A member of the congregation of Our Lady of Charity of the Good Shepherd, Nelly León established the Fundación Mujer Levantate (Rise Up Woman Foundation), which helps female prisoners when they are serving time and works to reintegrate them in their communities after they leave the penal system.

After more than a decade working with vulnerable women in poor neighborhoods of Santiago, León began to assist inmates in 1999 in Valparaiso. She soon realized that those young ladies needed somebody who could listen to them and guide them through a process of deep healing and decided to pursue graduate studies in psychospiritual attention.

She also realized that most women would go back to their previous lives of crime if they didn’t have adequate opportunities. Facing several challenges, she created a shelter for inmates who had been freed along with Father Alfonso Baeza, which is how Fundación Mujer Levantate began.

Over the years, León has become a well-known advocate for the rights of prisoners in Latin America and has been constantly denouncing the continuous violations of their rights in a region notorious for overcrowded, unhealthy, and violent penal facilities.

“In Chile, there is nowadays a higher awareness of the fact that it’s the poor people that are in prison. More Catholics, including members of the clergy, are committed to those people,” León told Crux.

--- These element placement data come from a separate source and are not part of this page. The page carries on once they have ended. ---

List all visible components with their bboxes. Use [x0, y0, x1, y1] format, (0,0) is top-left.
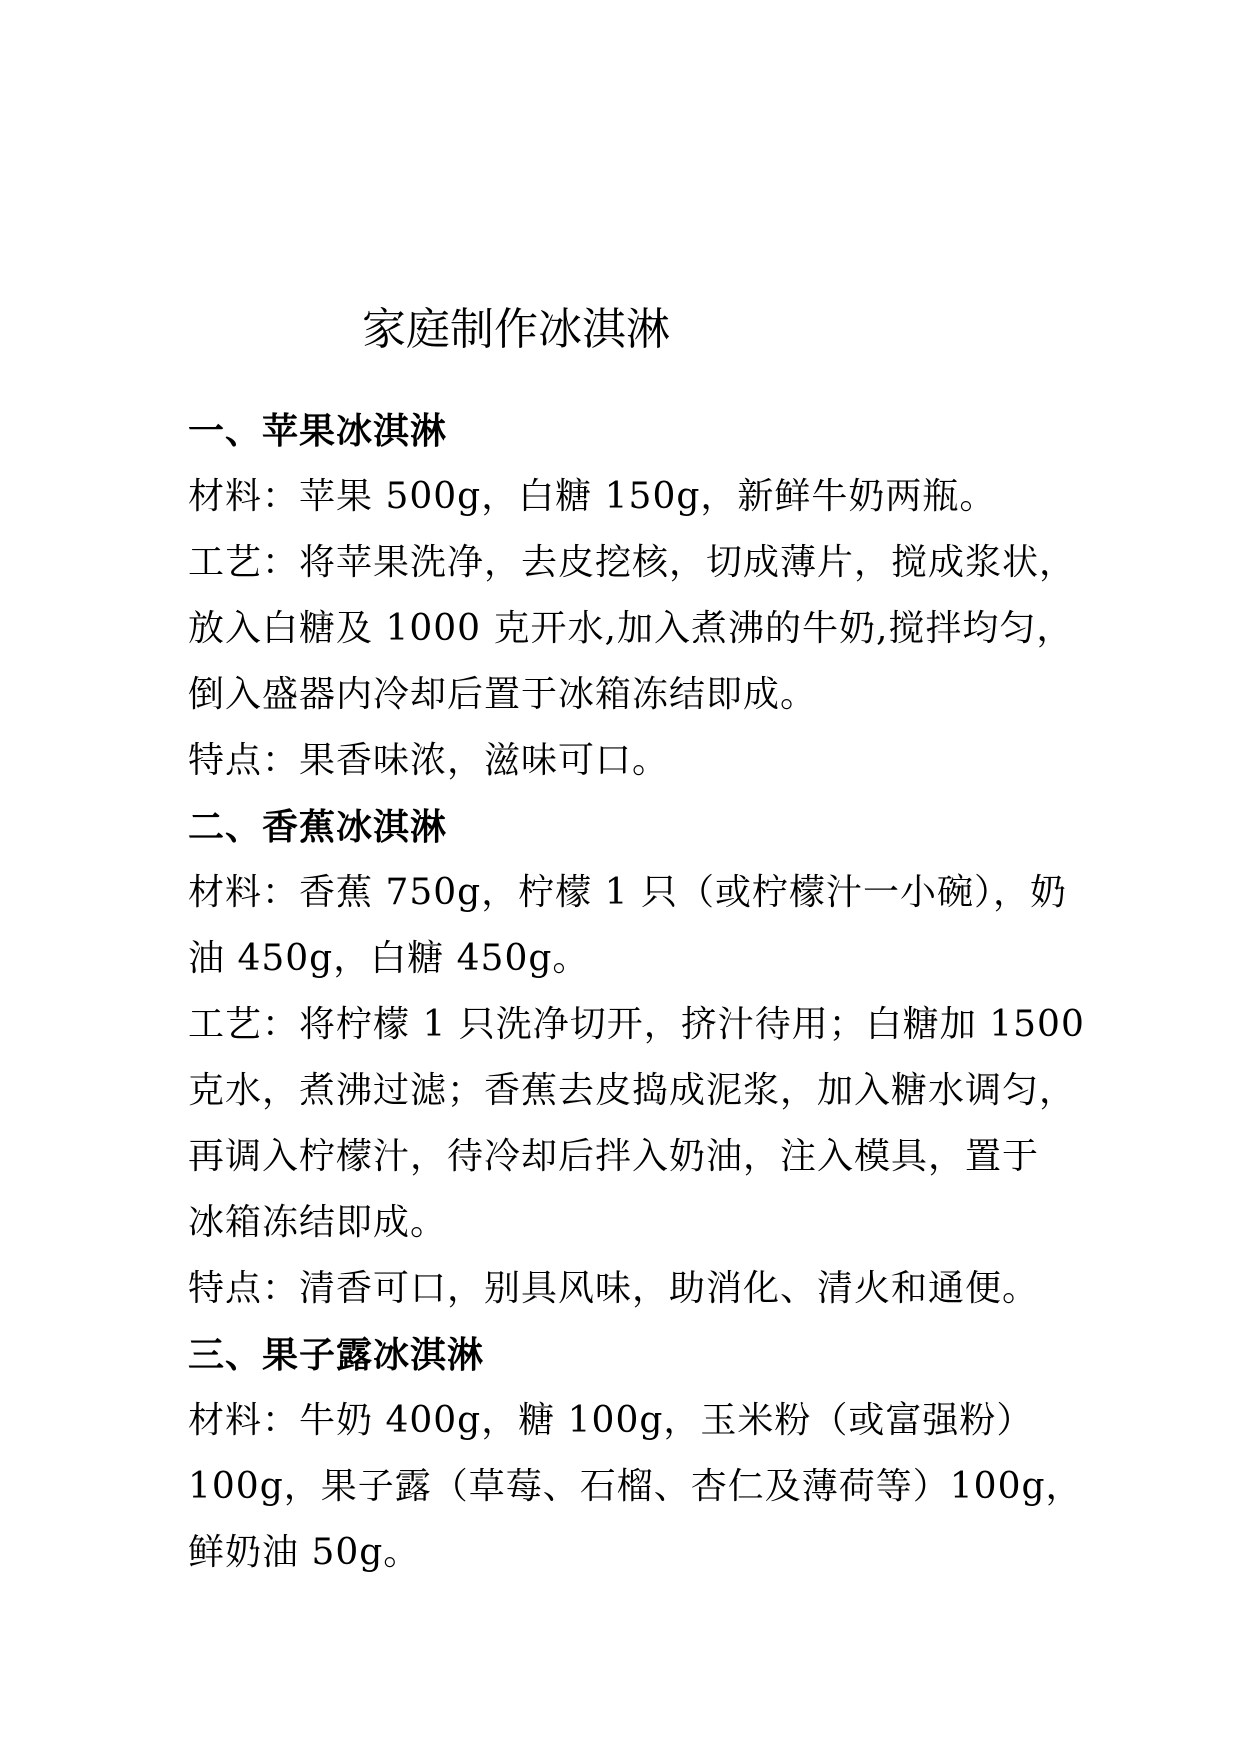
paragraph-line: 工艺：将柠檬 1 只洗净切开，挤汁待用；白糖加 1500: [188, 1004, 1085, 1045]
document-title: 家庭制作冰淇淋: [362, 304, 670, 355]
paragraph-line: 放入白糖及 1000 克开水,加入煮沸的牛奶,搅拌均匀，: [188, 608, 1074, 649]
section-heading-fruit-syrup: 三、果子露冰淇淋: [188, 1334, 485, 1376]
paragraph-line: 特点：果香味浓，滋味可口。: [188, 740, 670, 781]
paragraph-line: 克水，煮沸过滤；香蕉去皮捣成泥浆，加入糖水调匀，: [188, 1070, 1077, 1111]
paragraph-line: 倒入盛器内冷却后置于冰箱冻结即成。: [188, 674, 818, 715]
paragraph-line: 特点：清香可口，别具风味，助消化、清火和通便。: [188, 1268, 1040, 1309]
paragraph-line: 材料：苹果 500g，白糖 150g，新鲜牛奶两瓶。: [188, 476, 997, 517]
section-heading-apple: 一、苹果冰淇淋: [188, 410, 448, 452]
paragraph-line: 鲜奶油 50g。: [188, 1532, 421, 1573]
document-body: [188, 398, 1085, 1586]
paragraph-line: 再调入柠檬汁，待冷却后拌入奶油，注入模具，置于: [188, 1136, 1040, 1177]
paragraph-line: 材料：香蕉 750g，柠檬 1 只（或柠檬汁一小碗），奶: [188, 872, 1067, 913]
paragraph-line: 油 450g，白糖 450g。: [188, 938, 590, 979]
section-heading-banana: 二、香蕉冰淇淋: [188, 806, 448, 848]
paragraph-line: 工艺：将苹果洗净，去皮挖核，切成薄片，搅成浆状，: [188, 542, 1077, 583]
paragraph-line: 材料：牛奶 400g，糖 100g，玉米粉（或富强粉）: [188, 1400, 1034, 1441]
paragraph-line: 100g，果子露（草莓、石榴、杏仁及薄荷等）100g，: [188, 1466, 1083, 1507]
paragraph-line: 冰箱冻结即成。: [188, 1202, 448, 1243]
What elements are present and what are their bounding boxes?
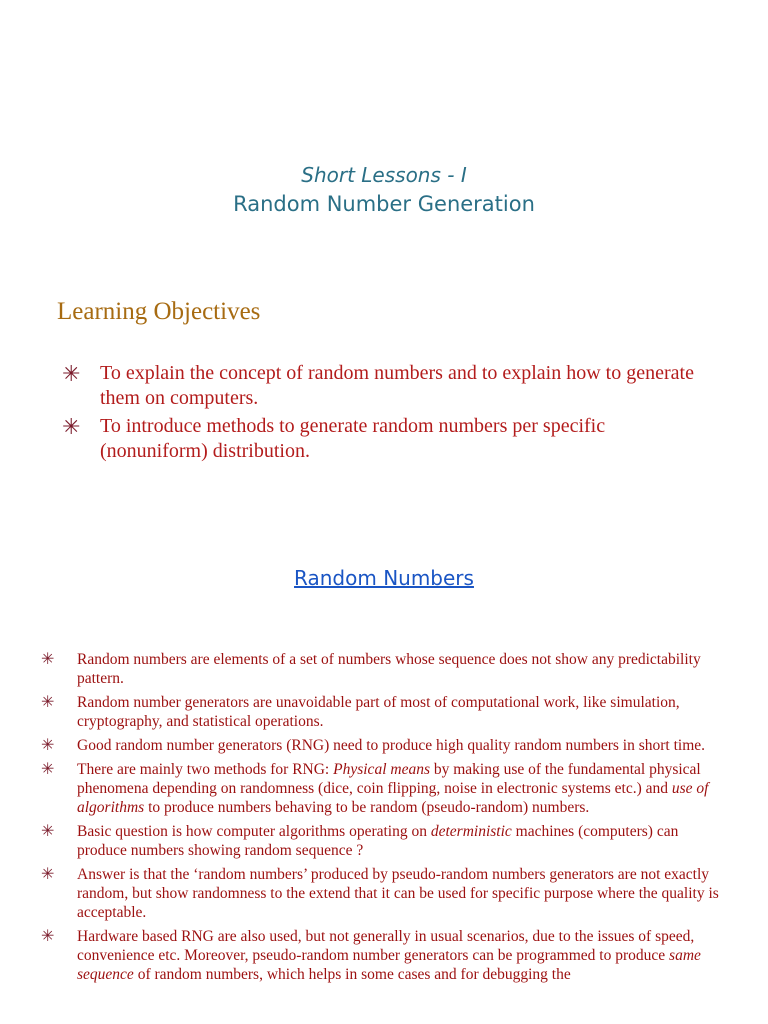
asterisk-bullet-icon: ✳ — [41, 761, 55, 778]
title-block — [0, 160, 768, 218]
objectives-heading: Learning Objectives — [57, 298, 261, 325]
objective-text: To explain the concept of random numbers and to explain how to generate them on computers. — [100, 362, 694, 409]
asterisk-bullet-icon: ✳ — [62, 361, 81, 386]
bullet-item — [41, 927, 731, 984]
asterisk-bullet-icon: ✳ — [41, 823, 55, 840]
text-run: machines (computers) can produce numbers showing random sequence ? — [77, 823, 679, 859]
asterisk-bullet-icon: ✳ — [41, 928, 55, 945]
emphasis-text: Physical means — [333, 761, 430, 778]
page-title: Random Number Generation — [233, 192, 535, 216]
text-run: Basic question is how computer algorithms operating on — [77, 823, 431, 840]
asterisk-bullet-icon: ✳ — [41, 694, 55, 711]
bullet-item — [41, 822, 731, 860]
emphasis-text: deterministic — [430, 823, 512, 840]
section-heading — [0, 563, 768, 593]
objective-item — [62, 361, 702, 411]
bullet-item — [41, 736, 731, 755]
asterisk-bullet-icon: ✳ — [41, 737, 55, 754]
objectives-list — [62, 361, 702, 467]
bullet-text — [77, 928, 701, 983]
asterisk-bullet-icon: ✳ — [41, 651, 55, 668]
text-run: Hardware based RNG are also used, but not generally in usual scenarios, due to the issues of speed, convenience etc. Moreover, pseudo-random number generators can be programmed to produce — [77, 928, 695, 964]
asterisk-bullet-icon: ✳ — [41, 866, 55, 883]
bullet-item — [41, 760, 731, 817]
bullet-text — [77, 761, 708, 816]
random-numbers-link[interactable]: Random Numbers — [294, 566, 474, 590]
text-run: of random numbers, which helps in some cases and for debugging the — [133, 966, 571, 983]
asterisk-bullet-icon: ✳ — [62, 414, 81, 439]
emphasis-text: use of algorithms — [77, 780, 709, 816]
bullet-list — [41, 650, 731, 989]
objective-item — [62, 414, 702, 464]
bullet-text — [77, 823, 678, 859]
text-run: There are mainly two methods for RNG: — [77, 761, 334, 778]
bullet-item — [41, 650, 731, 688]
bullet-text: Random numbers are elements of a set of numbers whose sequence does not show any predictability pattern. — [77, 651, 701, 687]
bullet-text: Answer is that the ‘random numbers’ produced by pseudo-random numbers generators are not exactly random, but show randomness to the extend that it can be used for specific purpose where the quality is acceptable. — [77, 866, 719, 921]
bullet-text: Random number generators are unavoidable part of most of computational work, like simulation, cryptography, and statistical operations. — [77, 694, 680, 730]
emphasis-text: same sequence — [77, 947, 701, 983]
bullet-item — [41, 865, 731, 922]
text-run: to produce numbers behaving to be random (pseudo-random) numbers. — [144, 799, 590, 816]
bullet-text: Good random number generators (RNG) need to produce high quality random numbers in short time. — [77, 737, 706, 754]
objective-text: To introduce methods to generate random numbers per specific (nonuniform) distribution. — [100, 415, 606, 462]
bullet-item — [41, 693, 731, 731]
lesson-subtitle: Short Lessons - I — [301, 163, 467, 187]
text-run: by making use of the fundamental physical phenomena depending on randomness (dice, coin flipping, noise in electronic systems etc.) and — [77, 761, 701, 797]
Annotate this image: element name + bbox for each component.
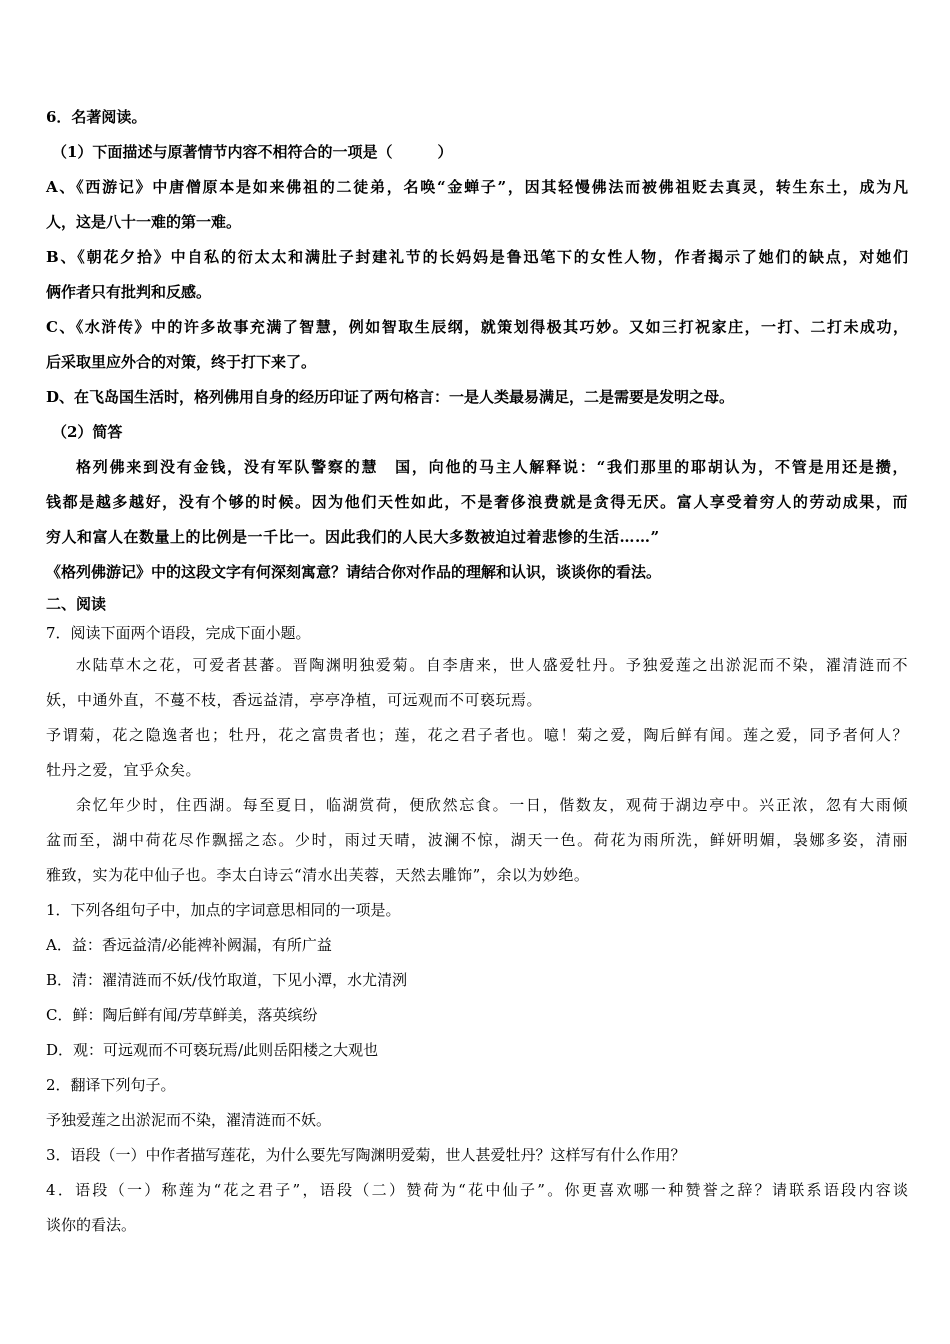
document-page (46, 100, 908, 1243)
sub-question-1-option-b: B．清：濯清涟而不妖/伐竹取道，下见小潭，水尤清洌 (46, 971, 408, 989)
passage2-line3: 雅致，实为花中仙子也。李太白诗云“清水出芙蓉，天然去雕饰”，余以为妙绝。 (46, 866, 590, 884)
q6-quote-line1: 格列佛来到没有金钱，没有军队警察的慧 国，向他的马主人解释说：“我们那里的耶胡认为，不管是用还是攒， (76, 458, 908, 476)
sub-question-2: 2．翻译下列句子。 (46, 1076, 176, 1094)
q6-option-b-line1: B、《朝花夕拾》中自私的衍太太和满肚子封建礼节的长妈妈是鲁迅笔下的女性人物，作者揭示了她们的缺点，对她们 (46, 248, 908, 266)
passage1-line1: 水陆草木之花，可爱者甚蕃。晋陶渊明独爱菊。自李唐来，世人盛爱牡丹。予独爱莲之出淤泥而不染，濯清涟而不 (76, 656, 908, 674)
passage1-line3: 予谓菊，花之隐逸者也；牡丹，花之富贵者也；莲，花之君子者也。噫！菊之爱，陶后鲜有闻。莲之爱，同予者何人？ (46, 726, 908, 744)
q6-option-c-line1: C、《水浒传》中的许多故事充满了智慧，例如智取生辰纲，就策划得极其巧妙。又如三打祝家庄，一打、二打未成功， (46, 318, 908, 336)
passage1-line4: 牡丹之爱，宜乎众矣。 (46, 761, 202, 779)
q6-option-c-line2: 后采取里应外合的对策，终于打下来了。 (46, 353, 317, 371)
q6-option-d: D、在飞岛国生活时，格列佛用自身的经历印证了两句格言：一是人类最易满足，二是需要是发明之母。 (46, 388, 735, 406)
passage2-line1: 余忆年少时，住西湖。每至夏日，临湖赏荷，便欣然忘食。一日，偕数友，观荷于湖边亭中。兴正浓，忽有大雨倾 (76, 796, 908, 814)
q7-intro: 7．阅读下面两个语段，完成下面小题。 (46, 624, 311, 642)
section2-title: 二、阅读 (46, 595, 107, 613)
q6-option-a-line2: 人，这是八十一难的第一难。 (46, 213, 242, 231)
sub-question-2-sentence: 予独爱莲之出淤泥而不染，濯清涟而不妖。 (46, 1111, 332, 1129)
sub-question-1-option-c: C．鲜：陶后鲜有闻/芳草鲜美，落英缤纷 (46, 1006, 318, 1024)
q6-part1-header: （1）下面描述与原著情节内容不相符合的一项是（ ） (52, 143, 453, 161)
q6-quote-line2: 钱都是越多越好，没有个够的时候。因为他们天性如此，不是奢侈浪费就是贪得无厌。富人享受着穷人的劳动成果，而 (46, 493, 908, 511)
q6-part2-header: （2）简答 (52, 423, 123, 441)
passage2-line2: 盆而至，湖中荷花尽作飘摇之态。少时，雨过天晴，波澜不惊，湖天一色。荷花为雨所洗，鲜妍明媚，袅娜多姿，清丽 (46, 831, 908, 849)
sub-question-1-option-d: D．观：可远观而不可亵玩焉/此则岳阳楼之大观也 (46, 1041, 379, 1059)
q6-question: 《格列佛游记》中的这段文字有何深刻寓意？请结合你对作品的理解和认识，谈谈你的看法。 (46, 563, 662, 581)
q6-option-a-line1: A、《西游记》中唐僧原本是如来佛祖的二徒弟，名唤“金蝉子”，因其轻慢佛法而被佛祖贬去真灵，转生东土，成为凡 (46, 178, 908, 196)
passage1-line2: 妖，中通外直，不蔓不枝，香远益清，亭亭净植，可远观而不可亵玩焉。 (46, 691, 543, 709)
q6-title: 6．名著阅读。 (46, 108, 147, 126)
sub-question-4-line1: 4．语段（一）称莲为“花之君子”，语段（二）赞荷为“花中仙子”。你更喜欢哪一种赞誉之辞？请联系语段内容谈 (46, 1181, 908, 1199)
q6-quote-line3: 穷人和富人在数量上的比例是一千比一。因此我们的人民大多数被迫过着悲惨的生活……” (46, 528, 660, 546)
sub-question-1: 1．下列各组句子中，加点的字词意思相同的一项是。 (46, 901, 401, 919)
sub-question-3: 3．语段（一）中作者描写莲花，为什么要先写陶渊明爱菊，世人甚爱牡丹？这样写有什么作用？ (46, 1146, 686, 1164)
sub-question-4-line2: 谈你的看法。 (46, 1216, 137, 1234)
sub-question-1-option-a: A．益：香远益清/必能裨补阙漏，有所广益 (46, 936, 332, 954)
q6-option-b-line2: 俩作者只有批判和反感。 (46, 283, 212, 301)
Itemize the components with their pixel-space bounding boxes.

But in society as a whole there is a “deep desire that more and more people go to jail due to a general feeling of insecurity,” she added.

“Few people believe that a person who has been deprived of liberty deserves a second chance and can be rehabilitated and reintegrated,” she said, saying that abuse and violence are common in the lives of most of the women she works with and are many times the cause of their wrongful actions.

León laments the fact that religious assistance is not available to the inmates in all penitentiaries, something that she considers to be a duty of the Church.

“That’s something that we owe those men and especially those women,” she said.

“We have a challenge to stop imprisoning people and to release the imprisoned with precautionary measures. We have to ensure that people serving their time can study and work. We have to promote their dignity,” León said.

The Zayed prize will be very useful in her struggle against mass incarceration in Chile, she added, and will help to give visibility to the tough reality of the female prisoners.